After the Helix Authentication Service (HAS) is installed and working correctly, an administrator needs to configure single sign-on in the Helix Plan Server Administrator.
Keep the following in mind:
- You must use a version of the Helix Plan server that supports integration with HAS. Helix Plan 11.0041 and later are supported.
- The identity provider and HAS must be installed, configured, and running before using SSO in Helix Plan. This also includes adding certificates on the Helix Plan server so Helix Plan can be a client to HAS. See Installing the Helix Authentication Service for single sign-on and Configuring certificates for single sign-on on the Helix Plan server.
- The user email address from the identity provider is used to map to a user in Helix Plan. If the same email address is set for multiple Helix Plan users, the wrong users may be mapped. If multiple users have the same email address, you may need to change email address in each system for single sign-on to work.
- SSO settings apply to all databases on the Helix Plan server you are logged in to.
- Review and adjust SSO settings if you share users between multiple Helix Plan servers. For example, you have two Helix Plan servers (ServerA and ServerB). A user is shared from ServerA to ServerB. ServerA is configured to only allow login using SSO. You must also allow login using SSO on ServerB or the user will not be able to log in to the server.
1. In the Helix Plan Server Administrator, click SSO options under Server settings.
The SSO options dialog box opens.
2. Select Enable Helix Authentication Service to enable communication with HAS for SSO.
3. Enter the Helix Authentication Service URL, including the port that the service is running on.

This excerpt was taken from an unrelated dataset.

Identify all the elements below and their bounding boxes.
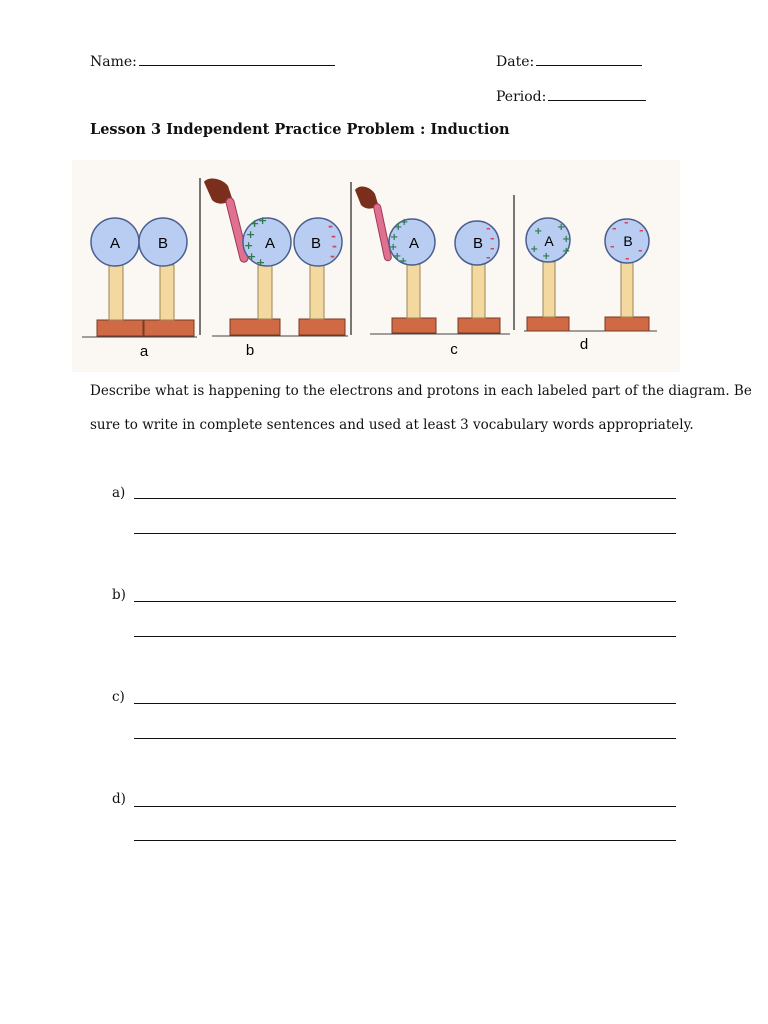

This is the SVC_BASE_URI value in the HAS .env file. It can be an http or https URL and must include the port number. For example, https://has.mycompany.com:3000.
4. Select a Login option.
- Use SSO login only lets users log in with SSO only. If this option is selected, users can only log in through the identity provider and not with their Helix Plan or LDAP username and password.
- Allow password or SSO login lets users log in using either SSO or their Helix Plan or LDAP username and password.
5. Optionally enter an Email mapping override if user email addresses in the identity provider are not using the default fields, which are loginID (SAML) or email (OIDC) fields.
For example, if the email address in a field named signin in the identity provider, Helix Plan does not recognize the field to map the user email address from the identity provider to Helix Plan. In this case, you need to enter signin in the Email mapping override field. If the integration is not working, you can enter any value in this field and then attempt to log in to the Helix Plan client with SSO. The login will not be successful, but you can then review the Helix Plan server log to see all fields in the response from HAS and find the correct field name.
6. Click OK to save the changes.
7. Log in to the Helix Plan client to make sure SSO works correctly.